Municipal responsable de la Sécurité, Pierre-Antoine Hildbrand s'est dit frappé, hier, par ce rapport et promet que la Ville va prendre des mesures, mais qu'elle ne «pourra pas agir sur l'ensemble de ce phénomène».

«Un problème peut-être parfois sous-estimé par le passé»

Président du parti socialiste lausannois, Benoît Gaillard se demande s'il ne faudrait pas instaurer parfois le "testing" de plaintes auprès de la police, pour analyser la réaction des agents face à de telles dénonciations. A l'image du "testing" à l'entrée de boites de nuit, pour vérifier s'il n'y a pas de racisme dans la sélection des clients. "Les chiffres de ce rapport ne sont pas agréables à lire, mais ils prouvent qu'il existe bien un problème qui a peut-être parfois été sous-estimé par le passé. Il faut désormais agir", déclare Benoît Gaillard. Il faut, selon lui, sensibiliser à cette problématique tant le public que les policiers: "Les auteurs de tels actes ne doivent pas se croire dans l'impunité, mais nous constatons que la chaine pénale est surchargée. Donc il ne faut pas compter que sur la répression. Il s'agit de restaurer la norme sociale, de mobiliser par l'information les citoyens témoins de tels actes pour qu'ils osent agir dans de telles situations. Comme par exemple approcher la victime. Et ce afin que les auteurs de harcèlement n'osent plus agir ainsi en public à terme."

Sensibiliser les écoliers. Et les policiers?

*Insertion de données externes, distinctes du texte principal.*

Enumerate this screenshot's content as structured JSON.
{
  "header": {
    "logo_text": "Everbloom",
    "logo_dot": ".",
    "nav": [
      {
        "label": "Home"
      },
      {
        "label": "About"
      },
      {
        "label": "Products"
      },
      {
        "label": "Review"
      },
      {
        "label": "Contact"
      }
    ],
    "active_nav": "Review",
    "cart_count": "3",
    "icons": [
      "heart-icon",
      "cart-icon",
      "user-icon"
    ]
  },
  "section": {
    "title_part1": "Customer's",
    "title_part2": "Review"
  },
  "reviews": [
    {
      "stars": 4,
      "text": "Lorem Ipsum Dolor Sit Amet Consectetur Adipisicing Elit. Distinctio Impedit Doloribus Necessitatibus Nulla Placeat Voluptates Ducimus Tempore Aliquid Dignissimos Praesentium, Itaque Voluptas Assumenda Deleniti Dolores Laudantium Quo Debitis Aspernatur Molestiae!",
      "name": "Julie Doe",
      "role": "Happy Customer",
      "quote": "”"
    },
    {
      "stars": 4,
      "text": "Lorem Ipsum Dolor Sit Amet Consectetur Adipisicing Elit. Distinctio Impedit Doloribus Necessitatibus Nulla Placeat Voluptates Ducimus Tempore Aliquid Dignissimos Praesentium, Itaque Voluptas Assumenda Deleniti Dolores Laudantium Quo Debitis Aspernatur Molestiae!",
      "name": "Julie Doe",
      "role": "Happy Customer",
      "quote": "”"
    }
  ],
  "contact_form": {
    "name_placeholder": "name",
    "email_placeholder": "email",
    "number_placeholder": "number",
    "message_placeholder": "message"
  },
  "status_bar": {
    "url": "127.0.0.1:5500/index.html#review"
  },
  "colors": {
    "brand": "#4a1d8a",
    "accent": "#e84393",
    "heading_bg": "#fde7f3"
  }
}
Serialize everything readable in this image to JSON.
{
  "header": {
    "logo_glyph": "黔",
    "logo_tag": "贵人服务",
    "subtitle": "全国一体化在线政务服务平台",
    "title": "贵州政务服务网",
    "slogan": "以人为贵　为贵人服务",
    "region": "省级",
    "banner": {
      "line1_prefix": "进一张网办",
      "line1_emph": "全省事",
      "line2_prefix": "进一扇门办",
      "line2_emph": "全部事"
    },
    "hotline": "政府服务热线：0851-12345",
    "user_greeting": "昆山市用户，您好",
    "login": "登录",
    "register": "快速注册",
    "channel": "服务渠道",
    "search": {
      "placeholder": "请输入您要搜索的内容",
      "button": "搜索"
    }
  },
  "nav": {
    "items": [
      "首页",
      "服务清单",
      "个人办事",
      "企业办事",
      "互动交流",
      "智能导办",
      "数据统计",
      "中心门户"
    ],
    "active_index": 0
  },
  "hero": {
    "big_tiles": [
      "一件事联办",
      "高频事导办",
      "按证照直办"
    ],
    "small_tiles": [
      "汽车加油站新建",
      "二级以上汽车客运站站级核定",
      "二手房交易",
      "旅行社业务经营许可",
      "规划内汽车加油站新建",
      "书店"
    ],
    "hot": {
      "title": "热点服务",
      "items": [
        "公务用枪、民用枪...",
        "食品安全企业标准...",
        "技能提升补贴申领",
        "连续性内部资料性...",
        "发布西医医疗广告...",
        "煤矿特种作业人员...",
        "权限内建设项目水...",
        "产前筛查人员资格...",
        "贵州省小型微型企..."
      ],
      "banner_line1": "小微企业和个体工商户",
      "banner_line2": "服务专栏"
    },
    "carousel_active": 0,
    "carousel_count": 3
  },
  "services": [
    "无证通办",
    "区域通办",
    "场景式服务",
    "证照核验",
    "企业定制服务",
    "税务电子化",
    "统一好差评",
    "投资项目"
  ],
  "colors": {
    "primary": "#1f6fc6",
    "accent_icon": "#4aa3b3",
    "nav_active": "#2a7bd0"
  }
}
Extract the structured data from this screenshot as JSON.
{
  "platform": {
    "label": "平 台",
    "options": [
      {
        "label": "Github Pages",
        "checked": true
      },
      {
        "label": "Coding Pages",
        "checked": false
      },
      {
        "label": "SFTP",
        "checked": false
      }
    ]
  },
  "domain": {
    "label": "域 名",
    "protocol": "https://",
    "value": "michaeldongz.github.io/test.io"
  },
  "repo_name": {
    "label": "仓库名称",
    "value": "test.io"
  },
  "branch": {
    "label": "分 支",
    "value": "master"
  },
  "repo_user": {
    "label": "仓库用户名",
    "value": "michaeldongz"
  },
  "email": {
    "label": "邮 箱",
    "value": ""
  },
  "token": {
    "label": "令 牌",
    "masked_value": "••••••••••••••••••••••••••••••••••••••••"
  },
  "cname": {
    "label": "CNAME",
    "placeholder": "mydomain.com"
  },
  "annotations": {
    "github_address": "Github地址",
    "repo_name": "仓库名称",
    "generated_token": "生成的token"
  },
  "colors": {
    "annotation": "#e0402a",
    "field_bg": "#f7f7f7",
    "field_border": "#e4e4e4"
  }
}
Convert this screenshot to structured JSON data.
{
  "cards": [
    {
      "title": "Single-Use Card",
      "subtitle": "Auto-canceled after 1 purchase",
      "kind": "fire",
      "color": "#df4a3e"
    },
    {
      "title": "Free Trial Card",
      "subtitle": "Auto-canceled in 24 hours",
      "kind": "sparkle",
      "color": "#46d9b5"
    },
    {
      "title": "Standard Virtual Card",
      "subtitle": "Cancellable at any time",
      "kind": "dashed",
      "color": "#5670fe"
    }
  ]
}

La Municipalité vient d'inscrire à son programme de législature la lutte contre le harcèlement de rue. Pierre-Antoine Hildbrand a évoqué lundi des actions envisageables, comme un éclairage et une présence policière accrus dans certaines rues ainsi "sécurisées". Mais sans pour autant créer des axes balisés la nuit réservés aux femmes. Une telle idée fait bondir d'ailleurs la Verte Léonore Porchet, pour qui cela reviendrait à leur signifier que passer ailleurs, c'est à leurs risques et périls. L'idée de mobiliser plus tard dans la nuit (jusqu'à 2h du matin pour l'instant) les Correspondants de nuit à des endroits sensibles semble envisagé, mais il faudra notamment trouver le financement. Pour l'heure donc, rien de concret et d'immédiat. De plus, si une sensibilisation est imaginée dans les écoles, rien de précis concernant la police. Le municipal Pierre-Antoine Hildbrand se contente de mentionner que le commandant de la police lausannoise a pris connaissance de ce rapport et l'a co-signé. Pourtant, des victimes qui alertent en direct le 117 Police Secours sont souvent invitées à se faire discrètes et à prendre la fuite si elles n'ont pas été frappées. Comment alors rendre "possible d'améliorer l'identification des auteurs" pour les sanctionner, comme l'indique par écrit la Municipalité lundi, si Police Secours refuse de se déplacer pour pour une main aux fesses et des insultes?

Léonore Porchet: «J'ai aussi subi cela»

La présidente des Verts à Lausanne a réagi hier au rapport. «Je suis frappée par l'ampleur des chiffres, qui sont comparables à ceux dans les grandes villes à l'étranger. Et je suis très étonnée de l'étonnement de la Municipalité», s'agace Léonore Porchet, qui dit avoir aussi subi du harcèlement de rue. Le plus important et rapide à faire selon elle? «Sensibiliser, mais pas que les écoliers. Là où ça se passe: dans les parcs, les bars. Et aussi les tenanciers de bistrots, parfois témoins de scènes, qui puissent aider ou alerter les forces de l'ordre. Pourquoi ne pas mettre des affiches dans les wc qui invitent les victimes à demander de l'aide auprès des serveurs ou du tenancier? Et il est indispensable de sensibiliser les policiers! Car souvent ils reçoivent très mal les victimes d'actes à caractère sexuel. Voire les culpabilisent.» Léonore Porchet prend aussi en exemple ce qui se fait dans certaines villes en France: créer des "zones sans relou" dans des rues ou des bars, pour agir ou réagir aux sifflements et insultes subies par des femmes dans l'espace public.